The day was full of snide comments from her, but I made it through relatively unscathed. At about 7 in the evening, about 12 hours after we had arrived, Gary, the husband, made his way to his new home, just in time to complain about the ceiling damage the box-spring had caused. In the meantime, Bill and I sat in the cab of the truck discussing the day’s events when a man walked over to the truck and said something into the open window.
“What?” I replied.
“Did you guys park the truck on the grass earlier?”
“Yeah.”
“That’s a brand new lawn, what did you do that for?”
“I don’t know, I didn’t do it, you’ll have to go ask our boss. He’s inside.” I spoke curtly. I had deduced that the man was the landlord of Susie’s new rental house, but I was in no mood to discuss the details of our decision to park on the grass. Instead I spat the answers back at him, full of the teenage attitude and the venom that comes from spending 12 hours doing manual labor and being subjected to under-the-breath verbal assaults all day. Maybe it was justifiable to be like Susie once in a while.
When Tendi came back out, we asked him if the husband had complained (he had) and we asked him if the landlord gave him a hard time (he had). Bill and I drove together from the warehouse to our hometown and discussed the day’s events. We talked about how Tendi seemed a little more sensitive than most of the foremen, and how he took the verbal abuse more personally than many others would have. Then we recounted all the enraging moments of the day and it became abundantly clear that both of us had also taken Susie’s behavior personally. There was almost no way to avoid it.
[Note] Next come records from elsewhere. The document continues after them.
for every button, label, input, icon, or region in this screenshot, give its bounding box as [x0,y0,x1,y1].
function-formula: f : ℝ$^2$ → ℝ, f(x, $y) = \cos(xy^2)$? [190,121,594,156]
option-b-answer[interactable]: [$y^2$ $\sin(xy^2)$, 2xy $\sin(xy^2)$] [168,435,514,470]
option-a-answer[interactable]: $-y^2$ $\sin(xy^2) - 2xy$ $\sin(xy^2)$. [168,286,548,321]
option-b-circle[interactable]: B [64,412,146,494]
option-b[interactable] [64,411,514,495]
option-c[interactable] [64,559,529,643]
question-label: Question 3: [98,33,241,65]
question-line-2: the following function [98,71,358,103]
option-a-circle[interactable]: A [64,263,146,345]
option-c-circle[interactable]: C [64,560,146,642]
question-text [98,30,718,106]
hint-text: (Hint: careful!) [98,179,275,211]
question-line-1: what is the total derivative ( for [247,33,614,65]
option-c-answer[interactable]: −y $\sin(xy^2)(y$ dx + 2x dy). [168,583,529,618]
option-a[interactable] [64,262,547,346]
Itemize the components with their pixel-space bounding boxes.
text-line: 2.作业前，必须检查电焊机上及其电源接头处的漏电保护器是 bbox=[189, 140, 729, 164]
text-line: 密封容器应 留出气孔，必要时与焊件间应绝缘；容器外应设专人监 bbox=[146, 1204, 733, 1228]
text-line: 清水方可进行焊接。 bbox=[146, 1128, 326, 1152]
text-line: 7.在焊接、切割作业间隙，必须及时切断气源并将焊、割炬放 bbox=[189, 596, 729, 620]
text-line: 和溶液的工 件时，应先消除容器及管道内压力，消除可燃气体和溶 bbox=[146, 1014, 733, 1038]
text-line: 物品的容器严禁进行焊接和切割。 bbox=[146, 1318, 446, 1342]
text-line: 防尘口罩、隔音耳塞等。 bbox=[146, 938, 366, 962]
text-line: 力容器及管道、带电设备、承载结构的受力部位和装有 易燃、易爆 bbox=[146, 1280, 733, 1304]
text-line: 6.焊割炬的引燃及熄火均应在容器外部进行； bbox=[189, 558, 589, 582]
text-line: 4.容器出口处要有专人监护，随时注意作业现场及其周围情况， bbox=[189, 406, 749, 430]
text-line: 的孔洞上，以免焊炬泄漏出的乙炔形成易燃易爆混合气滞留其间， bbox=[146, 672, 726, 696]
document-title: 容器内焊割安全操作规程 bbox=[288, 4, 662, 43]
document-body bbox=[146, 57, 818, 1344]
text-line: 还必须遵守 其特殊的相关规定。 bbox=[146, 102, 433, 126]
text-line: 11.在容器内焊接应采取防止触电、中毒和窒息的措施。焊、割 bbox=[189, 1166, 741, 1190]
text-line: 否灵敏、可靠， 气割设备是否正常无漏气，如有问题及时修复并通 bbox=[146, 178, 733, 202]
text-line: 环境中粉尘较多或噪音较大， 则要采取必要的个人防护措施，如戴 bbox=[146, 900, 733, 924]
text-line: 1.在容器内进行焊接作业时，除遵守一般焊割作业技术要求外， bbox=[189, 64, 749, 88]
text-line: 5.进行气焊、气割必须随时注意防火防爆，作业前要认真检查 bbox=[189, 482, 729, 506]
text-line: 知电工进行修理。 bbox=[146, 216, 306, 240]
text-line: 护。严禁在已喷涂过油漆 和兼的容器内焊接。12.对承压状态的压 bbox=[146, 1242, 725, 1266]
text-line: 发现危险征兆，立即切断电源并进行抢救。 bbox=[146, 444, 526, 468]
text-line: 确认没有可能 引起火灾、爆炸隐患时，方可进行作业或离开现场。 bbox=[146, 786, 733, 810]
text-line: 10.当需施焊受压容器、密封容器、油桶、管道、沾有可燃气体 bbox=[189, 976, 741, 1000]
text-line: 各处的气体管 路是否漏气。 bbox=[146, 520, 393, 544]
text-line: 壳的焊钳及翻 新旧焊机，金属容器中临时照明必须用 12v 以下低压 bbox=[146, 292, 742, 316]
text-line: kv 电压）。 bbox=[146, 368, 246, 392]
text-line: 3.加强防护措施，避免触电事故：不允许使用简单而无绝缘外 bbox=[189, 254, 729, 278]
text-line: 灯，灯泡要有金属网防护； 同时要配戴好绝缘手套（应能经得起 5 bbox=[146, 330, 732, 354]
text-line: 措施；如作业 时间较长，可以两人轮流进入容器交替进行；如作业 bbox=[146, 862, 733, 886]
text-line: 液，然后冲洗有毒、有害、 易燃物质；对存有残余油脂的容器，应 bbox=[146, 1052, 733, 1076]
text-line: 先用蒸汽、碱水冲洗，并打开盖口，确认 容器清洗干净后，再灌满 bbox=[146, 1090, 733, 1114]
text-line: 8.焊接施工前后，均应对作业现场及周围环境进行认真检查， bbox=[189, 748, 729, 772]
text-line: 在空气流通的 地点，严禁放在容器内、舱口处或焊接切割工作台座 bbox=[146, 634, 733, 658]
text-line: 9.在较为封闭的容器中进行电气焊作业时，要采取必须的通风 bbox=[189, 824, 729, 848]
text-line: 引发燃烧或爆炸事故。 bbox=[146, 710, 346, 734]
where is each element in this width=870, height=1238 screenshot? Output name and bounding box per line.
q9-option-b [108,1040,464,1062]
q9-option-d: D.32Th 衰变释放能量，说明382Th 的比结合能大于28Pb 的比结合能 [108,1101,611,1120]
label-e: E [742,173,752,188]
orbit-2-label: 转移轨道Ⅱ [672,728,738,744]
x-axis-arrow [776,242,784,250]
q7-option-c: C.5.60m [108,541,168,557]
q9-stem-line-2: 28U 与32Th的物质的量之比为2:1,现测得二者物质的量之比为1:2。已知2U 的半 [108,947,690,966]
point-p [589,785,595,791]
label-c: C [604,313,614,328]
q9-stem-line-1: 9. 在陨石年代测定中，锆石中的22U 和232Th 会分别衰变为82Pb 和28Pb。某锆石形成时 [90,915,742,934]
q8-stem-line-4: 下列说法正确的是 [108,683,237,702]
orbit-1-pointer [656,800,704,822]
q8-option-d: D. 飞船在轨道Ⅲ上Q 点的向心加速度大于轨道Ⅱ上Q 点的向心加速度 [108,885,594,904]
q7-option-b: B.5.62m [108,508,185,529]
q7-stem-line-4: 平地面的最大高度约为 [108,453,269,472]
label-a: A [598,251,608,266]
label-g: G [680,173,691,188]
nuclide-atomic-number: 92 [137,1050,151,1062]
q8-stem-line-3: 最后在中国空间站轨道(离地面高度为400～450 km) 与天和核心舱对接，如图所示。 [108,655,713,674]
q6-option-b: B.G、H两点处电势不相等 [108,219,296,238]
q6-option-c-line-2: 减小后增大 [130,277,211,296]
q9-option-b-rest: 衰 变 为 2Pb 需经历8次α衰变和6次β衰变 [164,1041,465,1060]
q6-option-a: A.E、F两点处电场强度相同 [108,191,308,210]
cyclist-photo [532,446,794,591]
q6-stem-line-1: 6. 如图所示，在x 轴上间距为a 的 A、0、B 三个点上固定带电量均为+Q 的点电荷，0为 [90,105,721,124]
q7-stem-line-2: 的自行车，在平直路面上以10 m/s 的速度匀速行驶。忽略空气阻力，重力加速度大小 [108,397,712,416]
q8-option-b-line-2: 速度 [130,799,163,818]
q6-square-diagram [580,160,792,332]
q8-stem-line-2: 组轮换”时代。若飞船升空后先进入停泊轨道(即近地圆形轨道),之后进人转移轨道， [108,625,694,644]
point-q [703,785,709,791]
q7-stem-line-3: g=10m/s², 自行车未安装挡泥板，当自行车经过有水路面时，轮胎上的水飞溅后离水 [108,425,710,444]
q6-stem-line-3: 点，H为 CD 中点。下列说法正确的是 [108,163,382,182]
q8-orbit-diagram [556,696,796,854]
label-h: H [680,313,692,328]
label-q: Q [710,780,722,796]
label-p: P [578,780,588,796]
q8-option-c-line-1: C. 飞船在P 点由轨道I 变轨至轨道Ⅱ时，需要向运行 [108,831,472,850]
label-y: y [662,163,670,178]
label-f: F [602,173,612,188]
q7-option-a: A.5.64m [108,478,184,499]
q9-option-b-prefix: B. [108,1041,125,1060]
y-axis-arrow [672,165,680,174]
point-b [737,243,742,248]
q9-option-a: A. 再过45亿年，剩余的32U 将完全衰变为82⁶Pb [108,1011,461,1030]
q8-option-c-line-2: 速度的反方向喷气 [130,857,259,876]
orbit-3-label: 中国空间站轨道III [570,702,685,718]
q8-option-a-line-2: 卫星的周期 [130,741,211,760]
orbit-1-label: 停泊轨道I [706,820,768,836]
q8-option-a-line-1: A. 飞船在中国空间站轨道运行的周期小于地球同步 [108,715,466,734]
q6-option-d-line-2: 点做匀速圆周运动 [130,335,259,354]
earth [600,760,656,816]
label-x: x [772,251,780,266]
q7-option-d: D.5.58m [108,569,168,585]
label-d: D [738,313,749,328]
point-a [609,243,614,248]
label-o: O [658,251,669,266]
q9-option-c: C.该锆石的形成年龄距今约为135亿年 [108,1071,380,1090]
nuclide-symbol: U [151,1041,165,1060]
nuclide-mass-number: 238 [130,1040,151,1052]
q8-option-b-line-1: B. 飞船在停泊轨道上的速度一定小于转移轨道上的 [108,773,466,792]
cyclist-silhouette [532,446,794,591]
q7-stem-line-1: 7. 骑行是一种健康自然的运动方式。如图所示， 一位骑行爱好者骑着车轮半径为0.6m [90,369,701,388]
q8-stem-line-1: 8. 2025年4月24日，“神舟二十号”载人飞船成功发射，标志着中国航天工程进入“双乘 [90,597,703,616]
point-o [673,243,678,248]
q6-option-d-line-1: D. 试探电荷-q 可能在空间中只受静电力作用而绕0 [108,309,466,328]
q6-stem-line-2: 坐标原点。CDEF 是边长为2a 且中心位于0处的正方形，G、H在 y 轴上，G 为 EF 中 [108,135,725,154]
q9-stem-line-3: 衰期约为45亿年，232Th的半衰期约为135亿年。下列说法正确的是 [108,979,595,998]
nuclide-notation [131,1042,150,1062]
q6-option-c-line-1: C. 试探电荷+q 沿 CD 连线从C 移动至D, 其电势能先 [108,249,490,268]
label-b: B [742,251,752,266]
After dropping Bill off, I drove home. My parents and my sister were on the back porch, having a beer and enjoying the warm, summer night. They were a perfect audience. I launched into a thirty-minute tirade about Susie and Gary and about the job in general. When I had thoroughly vented, I took a shower and realized something which surprised me. Sure, people like Susie suck to deal with and sure there were some very nice customers over the summer, but none of that mattered. They weren’t worth getting worked up over. It was impossible to control who you worked for. The only thing under your control is yourself. You have to do it manly.
In my humble opinion, this is one of the best entries you’ve posted.
“Do it manly” has a nice ring to it, and I intend to bring this into my classroom this year.